Throughout the Longhorn wave, which includes the server, Microsoft
is enabling a technology called
Network Access Protection, which will quarantine clients in a special area of the network until patch, antivirus and policy compliance is confirmed. Microsoft is taking a first step by including an agent in Windows Vista that will enable many of the scenarios as other pieces of the Network Access Protection infrastructure come online.
Windows Vista is designed from the ground up to help organizations move beyond reliance on passwords. Microsoft made Vista's authentication capabilities more flexible to allow for customized authentication mechanisms, including fingerprint scanners and smart card login. The OS includes self-service tools for resetting smart card PINs, and supports authentication via IPv6 or Web services. Enhancements to the Encrypting File System now allow storage of encryption keys on smart cards, as well. (See the interview with Microsoft CIO Ron Markezich for details on how Microsoft will move to smart card authentication with Windows Vista.)

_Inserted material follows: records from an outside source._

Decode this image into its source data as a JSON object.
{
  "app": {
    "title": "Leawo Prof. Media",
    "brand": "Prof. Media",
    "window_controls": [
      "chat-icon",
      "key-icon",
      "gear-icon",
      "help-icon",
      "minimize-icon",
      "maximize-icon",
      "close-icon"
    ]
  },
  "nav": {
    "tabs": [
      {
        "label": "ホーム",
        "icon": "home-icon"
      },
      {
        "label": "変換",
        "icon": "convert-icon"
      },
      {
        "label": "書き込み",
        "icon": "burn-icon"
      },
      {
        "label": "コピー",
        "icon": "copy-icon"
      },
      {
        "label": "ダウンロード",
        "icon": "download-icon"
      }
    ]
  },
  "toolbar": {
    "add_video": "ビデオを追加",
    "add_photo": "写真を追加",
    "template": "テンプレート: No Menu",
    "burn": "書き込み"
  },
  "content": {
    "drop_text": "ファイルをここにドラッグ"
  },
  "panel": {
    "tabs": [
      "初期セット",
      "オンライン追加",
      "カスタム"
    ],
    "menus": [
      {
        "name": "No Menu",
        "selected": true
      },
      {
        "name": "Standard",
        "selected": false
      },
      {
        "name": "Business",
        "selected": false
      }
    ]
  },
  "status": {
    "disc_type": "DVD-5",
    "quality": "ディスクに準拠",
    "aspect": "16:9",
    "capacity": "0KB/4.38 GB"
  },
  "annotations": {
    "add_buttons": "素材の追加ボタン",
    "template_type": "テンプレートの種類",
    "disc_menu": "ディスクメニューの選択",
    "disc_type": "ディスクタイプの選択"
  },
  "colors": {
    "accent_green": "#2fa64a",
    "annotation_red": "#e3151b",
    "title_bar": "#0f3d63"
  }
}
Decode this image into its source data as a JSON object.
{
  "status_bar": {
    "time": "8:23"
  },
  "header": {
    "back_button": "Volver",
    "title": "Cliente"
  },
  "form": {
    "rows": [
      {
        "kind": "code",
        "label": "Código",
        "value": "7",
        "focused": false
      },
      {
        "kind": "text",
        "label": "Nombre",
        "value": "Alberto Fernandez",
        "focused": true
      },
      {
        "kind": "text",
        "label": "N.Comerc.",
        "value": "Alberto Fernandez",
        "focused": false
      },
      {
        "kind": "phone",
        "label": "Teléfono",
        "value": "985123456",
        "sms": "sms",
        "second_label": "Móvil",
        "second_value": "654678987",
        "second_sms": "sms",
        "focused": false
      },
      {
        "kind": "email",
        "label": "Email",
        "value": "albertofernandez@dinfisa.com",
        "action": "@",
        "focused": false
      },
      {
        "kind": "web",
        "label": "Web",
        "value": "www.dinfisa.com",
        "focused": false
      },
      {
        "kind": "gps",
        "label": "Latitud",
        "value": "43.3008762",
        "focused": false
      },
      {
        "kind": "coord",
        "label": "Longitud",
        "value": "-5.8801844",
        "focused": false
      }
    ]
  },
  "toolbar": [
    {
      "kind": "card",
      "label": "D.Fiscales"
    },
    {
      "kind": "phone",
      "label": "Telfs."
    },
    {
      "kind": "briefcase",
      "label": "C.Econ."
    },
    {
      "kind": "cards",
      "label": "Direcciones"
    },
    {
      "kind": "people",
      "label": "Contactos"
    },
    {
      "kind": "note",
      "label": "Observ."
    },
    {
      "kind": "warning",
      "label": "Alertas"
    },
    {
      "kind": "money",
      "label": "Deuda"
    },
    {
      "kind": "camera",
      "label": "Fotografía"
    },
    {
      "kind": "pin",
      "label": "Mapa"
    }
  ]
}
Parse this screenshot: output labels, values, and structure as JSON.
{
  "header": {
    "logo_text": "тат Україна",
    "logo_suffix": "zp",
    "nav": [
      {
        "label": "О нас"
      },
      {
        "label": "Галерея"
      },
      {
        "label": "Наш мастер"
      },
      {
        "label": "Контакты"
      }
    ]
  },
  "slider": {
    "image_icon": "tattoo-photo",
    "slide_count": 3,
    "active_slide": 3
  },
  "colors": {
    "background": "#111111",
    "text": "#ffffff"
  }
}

Beta 1 also contains the remnant
of the Next Generation Secure
Computing Base, or Palladium. In
systems with a Trusted Platform
Module (TPM) 1.2 chip, Windows Vista will fully encrypt the system
volume, protecting data on lost, stolen or recycled machines from access.
Who Is Vista Beta 1 For?
Analyst Michael Silver with Gartner says Beta 1 is not for every IT department. Most organizations should do testing to understand Vista's search capability, its new imaging and deployment
features and User Account Protection. Organizations that have adopted
Windows XP, even just on new PCs, should make sure their developers have tried out the APIs but shouldn't spend too much time testing functions or checking compatibility with Beta 1. "You may wait at least until Beta 2, if not longer, before beginning testing in earnest," Silver said. He expects Beta 2 early next year.
IT managers at organizations that plan to skip Windows XP, on the other hand, should plan to begin limited, internal compatibility testing.
"After Windows Vista ships, you
will have much less time than those
running Windows XP to test and deploy the new OS before independent software vendor support starts waning around 2007."